If you are going to San Francisco, be sure to wear flowers in your hair!

If you are going to San Francisco, be sure to wear flowers in your hair!

(Thanks to Joanna Amoroso for the translation)

It is 11 pm and San Francisco airport is calm. We quickly pick up our bags and we approach the exit trying to take the last train to the city centre, but it is too late. We decide to hop on a shuttle ride with a Chinese guy who has been living in San Francisco for 13 years and who brings us to our destination through the broad, deserted streets. We arrive at Kennix’s home, our accommodation during our stay in SF. We found this place on the AIR B&B website, which saved us a large amount of money. The house is cosy and well organized. We settle our stuff and just as quickly we fall sleep. The next morning we meet a young Swiss couple who are sharing the apartment with us. Matthew and Sandrine are planning to travel for 1 year between the US, Mexico and Guatemala, they are struggling with the camper they have just purchased. We say goodbye to them and immediately go to buy something to eat: we are starving, as we did not have any food during the long trip from Europe. We go into the supermarket, and we feel a bit confused. We spend some time to figure out what to put in our shopping basket. The shelves are bursting with products, products of uncountable varieties, packed in giant and colourful boxes: tons and tons of food and drinks that can confuse even the most methodical consumer. After an indefinite time spent in the supermarket trying to orientate ourselves, we go home and, as we prepare our breakfast, we study the map of the city.
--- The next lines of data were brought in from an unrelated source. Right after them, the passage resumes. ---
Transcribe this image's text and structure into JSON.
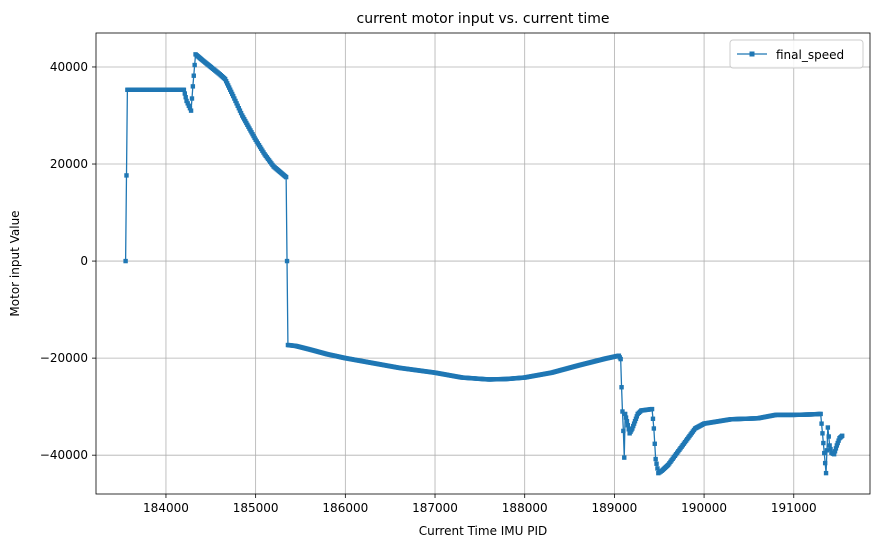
{
  "chart_data": {
    "type": "line",
    "title": "current motor input vs. current time",
    "xlabel": "Current Time IMU PID",
    "ylabel": "Motor input Value",
    "xlim": [
      183220,
      191850
    ],
    "ylim": [
      -48000,
      47000
    ],
    "xticks": [
      184000,
      185000,
      186000,
      187000,
      188000,
      189000,
      190000,
      191000
    ],
    "yticks": [
      -40000,
      -20000,
      0,
      20000,
      40000
    ],
    "xtick_labels": [
      "184000",
      "185000",
      "186000",
      "187000",
      "188000",
      "189000",
      "190000",
      "191000"
    ],
    "ytick_labels": [
      "−40000",
      "−20000",
      "0",
      "20000",
      "40000"
    ],
    "grid": true,
    "legend_position": "top-right",
    "series": [
      {
        "name": "final_speed",
        "color": "#1f77b4",
        "marker": "square",
        "anchors": [
          [
            183550,
            0
          ],
          [
            183570,
            35300
          ],
          [
            184200,
            35300
          ],
          [
            184230,
            33000
          ],
          [
            184280,
            31000
          ],
          [
            184300,
            36000
          ],
          [
            184330,
            42600
          ],
          [
            184400,
            41500
          ],
          [
            184500,
            40000
          ],
          [
            184600,
            38500
          ],
          [
            184660,
            37500
          ],
          [
            184750,
            34000
          ],
          [
            184850,
            30000
          ],
          [
            185000,
            25000
          ],
          [
            185100,
            22000
          ],
          [
            185200,
            19500
          ],
          [
            185340,
            17300
          ],
          [
            185360,
            -17300
          ],
          [
            185450,
            -17500
          ],
          [
            185600,
            -18200
          ],
          [
            185800,
            -19200
          ],
          [
            186000,
            -20000
          ],
          [
            186300,
            -21000
          ],
          [
            186600,
            -22000
          ],
          [
            187000,
            -23000
          ],
          [
            187300,
            -24000
          ],
          [
            187600,
            -24400
          ],
          [
            187800,
            -24300
          ],
          [
            188000,
            -24000
          ],
          [
            188300,
            -23000
          ],
          [
            188600,
            -21500
          ],
          [
            188900,
            -20100
          ],
          [
            189050,
            -19500
          ],
          [
            189070,
            -20200
          ],
          [
            189080,
            -26000
          ],
          [
            189090,
            -31000
          ],
          [
            189100,
            -35000
          ],
          [
            189110,
            -40500
          ],
          [
            189120,
            -31500
          ],
          [
            189140,
            -33000
          ],
          [
            189170,
            -35500
          ],
          [
            189200,
            -34500
          ],
          [
            189230,
            -33000
          ],
          [
            189260,
            -31500
          ],
          [
            189300,
            -30800
          ],
          [
            189420,
            -30500
          ],
          [
            189440,
            -34500
          ],
          [
            189460,
            -40800
          ],
          [
            189490,
            -43700
          ],
          [
            189530,
            -43200
          ],
          [
            189600,
            -42000
          ],
          [
            189700,
            -39500
          ],
          [
            189800,
            -37000
          ],
          [
            189900,
            -34500
          ],
          [
            190000,
            -33500
          ],
          [
            190300,
            -32600
          ],
          [
            190600,
            -32400
          ],
          [
            190800,
            -31700
          ],
          [
            191000,
            -31700
          ],
          [
            191200,
            -31600
          ],
          [
            191300,
            -31500
          ],
          [
            191330,
            -37500
          ],
          [
            191360,
            -43700
          ],
          [
            191380,
            -34300
          ],
          [
            191400,
            -38000
          ],
          [
            191420,
            -39500
          ],
          [
            191450,
            -39800
          ],
          [
            191480,
            -38000
          ],
          [
            191510,
            -36500
          ],
          [
            191540,
            -36000
          ]
        ]
      }
    ]
  }
}
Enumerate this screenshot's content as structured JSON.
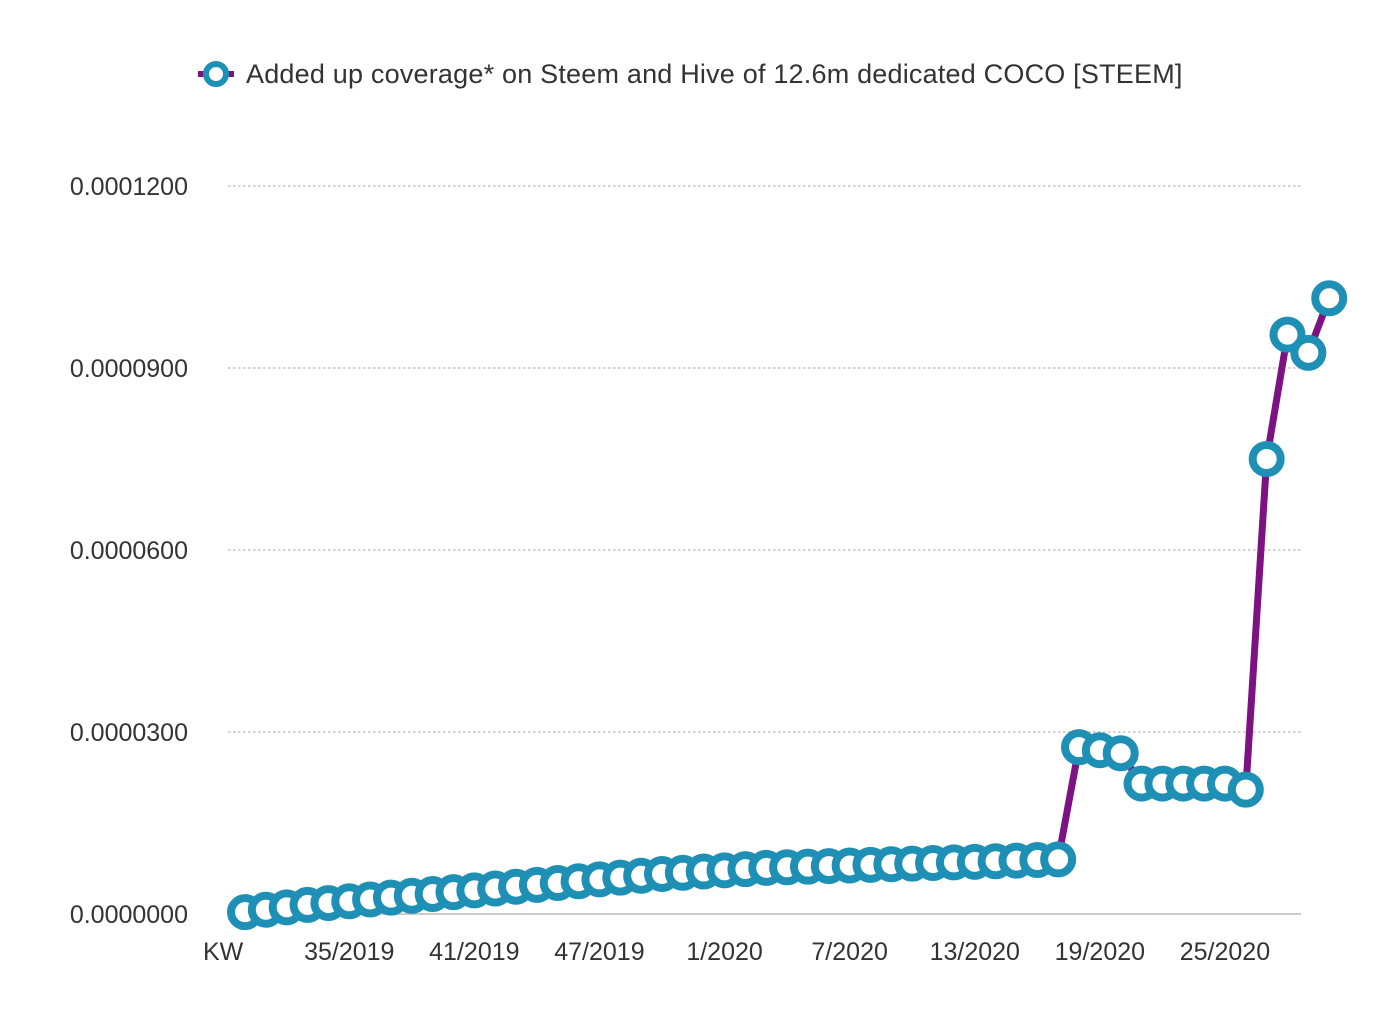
{
  "colors": {
    "line": "#7d1283",
    "marker_stroke": "#1e8fb5",
    "marker_fill": "#ffffff",
    "grid": "#b8b8b8",
    "axis": "#bbbbbb",
    "text": "#333333"
  },
  "legend": {
    "label": "Added up coverage* on Steem and Hive of 12.6m dedicated COCO [STEEM]",
    "position": "top-right"
  },
  "chart_data": {
    "type": "line",
    "title": "",
    "xlabel": "",
    "ylabel": "",
    "ylim": [
      0,
      0.00012
    ],
    "grid": true,
    "y_ticks": [
      "0.0000000",
      "0.0000300",
      "0.0000600",
      "0.0000900",
      "0.0001200"
    ],
    "y_tick_values": [
      0,
      3e-05,
      6e-05,
      9e-05,
      0.00012
    ],
    "x_tick_labels": [
      {
        "index": 0,
        "label": "KW"
      },
      {
        "index": 5,
        "label": "35/2019"
      },
      {
        "index": 11,
        "label": "41/2019"
      },
      {
        "index": 17,
        "label": "47/2019"
      },
      {
        "index": 23,
        "label": "1/2020"
      },
      {
        "index": 29,
        "label": "7/2020"
      },
      {
        "index": 35,
        "label": "13/2020"
      },
      {
        "index": 41,
        "label": "19/2020"
      },
      {
        "index": 47,
        "label": "25/2020"
      }
    ],
    "series": [
      {
        "name": "Added up coverage* on Steem and Hive of 12.6m dedicated COCO [STEEM]",
        "values": [
          3e-07,
          7e-07,
          1.1e-06,
          1.5e-06,
          1.8e-06,
          2.1e-06,
          2.4e-06,
          2.7e-06,
          3e-06,
          3.3e-06,
          3.6e-06,
          3.9e-06,
          4.2e-06,
          4.5e-06,
          4.8e-06,
          5.1e-06,
          5.4e-06,
          5.7e-06,
          6e-06,
          6.3e-06,
          6.6e-06,
          6.8e-06,
          7e-06,
          7.2e-06,
          7.4e-06,
          7.6e-06,
          7.7e-06,
          7.8e-06,
          7.9e-06,
          8e-06,
          8.1e-06,
          8.2e-06,
          8.3e-06,
          8.4e-06,
          8.5e-06,
          8.6e-06,
          8.7e-06,
          8.8e-06,
          8.9e-06,
          9e-06,
          2.75e-05,
          2.7e-05,
          2.65e-05,
          2.15e-05,
          2.15e-05,
          2.15e-05,
          2.15e-05,
          2.15e-05,
          2.05e-05,
          7.5e-05,
          9.55e-05,
          9.25e-05,
          0.0001015
        ]
      }
    ]
  }
}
San Francisco is a big city, lying on 43 hills, populated by 4,594,060 people in the urban area only, 8.6 million throughout the country. Funded by a Franciscans’ mission in the late 1700s, it grows incredibly during the gold rush era began in 1840 and, in a few years, a small village of 800 people, becomes San Francisco, a city of 100,000 inhabitants. Walking through the city, we find the same faces of the European conquerors who we met in Spain and Portugal. A Columbus’ statue dominates the Pioneer Park, on top of Telegraph Hill and near the Coit Tower (the latter, it is a gift to the city from Lillie Hitchcock Coit who says, “to be in an expended appropriate manner for the purpose of adding to the beauty of the city which I have always loved “- but we are not so sure that the tower really added beauty to the city). In the area of the Civic Center, the Pioneers’ Monument summarizes the most important stages of the city history through the faces of the most famous pioneers like John SutterJohn Fremont and Sir Francis Drake. The statue is strongly criticized due to the figure of a native american subdued at the foot of a Franciscan priest and a Mexican vaquero.